The better the product, the greater the need, the more direct and indirect competition we have. How you handle competition messages if you are a rookie or a pro. Yet the temptation to speak negatively of those you are measured is human nature, just as it is bad for your business. How can we approach the situation better?
Nobody likes Negative Nelly!
We love doing business with people we like. In our daily communication, we hear negativity too often. Please don’t add to it. Be the delightful part of the day in your future customer’s life. Keep it positive! The highest producing salespeople I have worked with would discuss how competitors chose to approach something and why we chose to take a different route. That is one great way to show your deep knowledge and expertise!
Trash-talking is a sign of weakness and fear
Consciously or subconsciously, we perceive people who talk bad about their competitors as fearful and weak. Don’t detract from the product your team worked so hard to build. Positivity conveys confidence.
Prospect may be looking for a change, help them move forward
It is unusual to sell to the prospect who may be unhappy with what they have bought and want to change the situation. It could be buyer’s remorse, resentment of the mistake, change in needs, or a relationship gone sour. Listen and reframe into a positive path forward. Maybe your competitor’s product was the right choice for the situation your buyer thought he/she had at the time. Find out what has changed and make sure we are the right solution for the new need.
Now that we have established the mindset, here is a better way to handle the most common questions/situations:
How does our product compare?
Assuming we have listened well and know the prospect’s needs, this is the golden opportunity to share how your product team approached the solution and why a different approach was the right one. You are not attacking a competitor’s solution; you are giving light to different thinking of your team. The temptation to stray into negativity may be strong. Overcome it! This is the opportunity to discuss “the moat” and why the solution you are selling is uniquely positioned. How many times you will end up the winner of the deal will surprise you. Being the seller-educator is a powerful position because when you make prospects smarter, they will naturally gravitate to buying from you.
Why are you more expensive than a competitor?
This is a perfect opportunity to signal premium value. Share what makes you think your product is worth what it is. Unless there are huge glaring differences (like comparing Ford to Ferrari), ignore the competitor comparison part and focus on your value. Prospect has the need and budget, and you (may) have a solution that will give them a better outcome or return on investment.
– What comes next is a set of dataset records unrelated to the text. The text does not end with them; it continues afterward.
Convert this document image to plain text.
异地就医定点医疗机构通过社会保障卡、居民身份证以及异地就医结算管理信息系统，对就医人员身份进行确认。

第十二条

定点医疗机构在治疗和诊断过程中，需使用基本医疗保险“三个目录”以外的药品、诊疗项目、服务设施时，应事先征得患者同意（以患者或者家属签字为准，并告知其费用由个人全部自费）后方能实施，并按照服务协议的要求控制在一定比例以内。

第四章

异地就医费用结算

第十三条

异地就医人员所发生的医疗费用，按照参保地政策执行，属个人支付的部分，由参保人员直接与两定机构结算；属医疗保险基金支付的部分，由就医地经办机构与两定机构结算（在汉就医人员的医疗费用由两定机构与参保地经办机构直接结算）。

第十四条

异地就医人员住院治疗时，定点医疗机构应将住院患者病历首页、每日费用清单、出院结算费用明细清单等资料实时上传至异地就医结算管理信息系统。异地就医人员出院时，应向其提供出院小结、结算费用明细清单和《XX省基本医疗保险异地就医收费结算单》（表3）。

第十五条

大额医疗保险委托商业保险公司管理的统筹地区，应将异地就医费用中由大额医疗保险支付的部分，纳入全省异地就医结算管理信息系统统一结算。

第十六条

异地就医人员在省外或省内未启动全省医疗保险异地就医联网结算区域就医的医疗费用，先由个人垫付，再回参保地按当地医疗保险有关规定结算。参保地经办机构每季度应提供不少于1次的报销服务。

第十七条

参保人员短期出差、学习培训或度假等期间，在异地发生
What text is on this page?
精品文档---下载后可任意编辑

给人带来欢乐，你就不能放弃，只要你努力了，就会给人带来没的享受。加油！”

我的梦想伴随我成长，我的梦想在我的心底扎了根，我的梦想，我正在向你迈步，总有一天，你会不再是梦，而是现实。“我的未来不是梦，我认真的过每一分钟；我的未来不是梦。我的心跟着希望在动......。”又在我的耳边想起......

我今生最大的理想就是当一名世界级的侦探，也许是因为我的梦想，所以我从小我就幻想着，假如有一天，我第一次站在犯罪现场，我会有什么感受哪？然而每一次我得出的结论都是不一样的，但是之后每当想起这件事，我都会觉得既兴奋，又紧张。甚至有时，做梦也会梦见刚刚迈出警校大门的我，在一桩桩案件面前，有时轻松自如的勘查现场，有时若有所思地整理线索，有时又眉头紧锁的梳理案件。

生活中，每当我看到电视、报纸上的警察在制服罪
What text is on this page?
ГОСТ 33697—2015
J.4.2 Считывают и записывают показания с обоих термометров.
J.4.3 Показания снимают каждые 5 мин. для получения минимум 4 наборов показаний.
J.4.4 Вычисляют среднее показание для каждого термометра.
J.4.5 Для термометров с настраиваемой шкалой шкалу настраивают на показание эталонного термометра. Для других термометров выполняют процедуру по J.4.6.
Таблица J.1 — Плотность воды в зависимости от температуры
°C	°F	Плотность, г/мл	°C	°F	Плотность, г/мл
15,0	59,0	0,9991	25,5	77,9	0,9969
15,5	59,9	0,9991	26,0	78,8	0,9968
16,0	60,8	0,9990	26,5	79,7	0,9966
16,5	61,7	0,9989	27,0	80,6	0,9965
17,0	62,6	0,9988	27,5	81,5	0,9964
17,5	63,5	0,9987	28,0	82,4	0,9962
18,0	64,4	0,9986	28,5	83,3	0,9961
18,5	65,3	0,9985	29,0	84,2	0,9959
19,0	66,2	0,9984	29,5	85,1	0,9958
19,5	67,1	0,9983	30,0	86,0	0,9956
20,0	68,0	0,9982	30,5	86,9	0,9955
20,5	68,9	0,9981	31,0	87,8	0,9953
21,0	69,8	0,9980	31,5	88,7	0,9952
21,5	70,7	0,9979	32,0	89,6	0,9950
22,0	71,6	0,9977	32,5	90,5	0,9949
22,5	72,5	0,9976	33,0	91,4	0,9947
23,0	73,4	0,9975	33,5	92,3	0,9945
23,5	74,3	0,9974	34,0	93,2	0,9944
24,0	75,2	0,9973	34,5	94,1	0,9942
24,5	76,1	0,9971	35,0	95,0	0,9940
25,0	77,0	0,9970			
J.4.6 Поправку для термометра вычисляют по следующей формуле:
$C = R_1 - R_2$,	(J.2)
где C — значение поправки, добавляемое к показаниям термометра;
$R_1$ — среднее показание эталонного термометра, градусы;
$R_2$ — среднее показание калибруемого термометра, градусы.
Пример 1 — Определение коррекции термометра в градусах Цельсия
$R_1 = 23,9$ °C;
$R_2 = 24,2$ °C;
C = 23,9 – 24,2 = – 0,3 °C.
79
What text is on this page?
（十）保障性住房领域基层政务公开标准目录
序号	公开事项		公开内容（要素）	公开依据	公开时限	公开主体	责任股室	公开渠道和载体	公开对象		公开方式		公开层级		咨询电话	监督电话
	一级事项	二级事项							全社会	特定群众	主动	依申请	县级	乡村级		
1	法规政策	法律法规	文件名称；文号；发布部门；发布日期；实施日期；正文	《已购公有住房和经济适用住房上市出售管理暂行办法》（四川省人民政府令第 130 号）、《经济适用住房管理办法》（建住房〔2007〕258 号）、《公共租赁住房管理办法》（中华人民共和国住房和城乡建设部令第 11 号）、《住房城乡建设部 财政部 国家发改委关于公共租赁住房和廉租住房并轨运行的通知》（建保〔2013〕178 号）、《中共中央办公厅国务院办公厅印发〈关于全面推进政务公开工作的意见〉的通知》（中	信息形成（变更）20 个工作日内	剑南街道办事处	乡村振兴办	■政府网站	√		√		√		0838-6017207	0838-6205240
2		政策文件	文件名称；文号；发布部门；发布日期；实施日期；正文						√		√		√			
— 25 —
That is worth premium pricing.
Why does your competitor have feature X, but you don’t?
While this question sounds about the same as comparing products in general, what prospect is signaling here is a need for deeper education. This is a perfect opportunity to pull in someone from sales engineering or product to help educate the prospect. Share the logic, share the inspiration for it, share how you think you have taken care of it. Your competitors? They chose to look at the problem differently. Sometimes you are the right answer; sometimes your competitor has the one – help your prospect make an educated decision. In the end, you do want a customer who is right for you. Even if you lose the deal, the product team has more insights to document and consider for the product roadmap.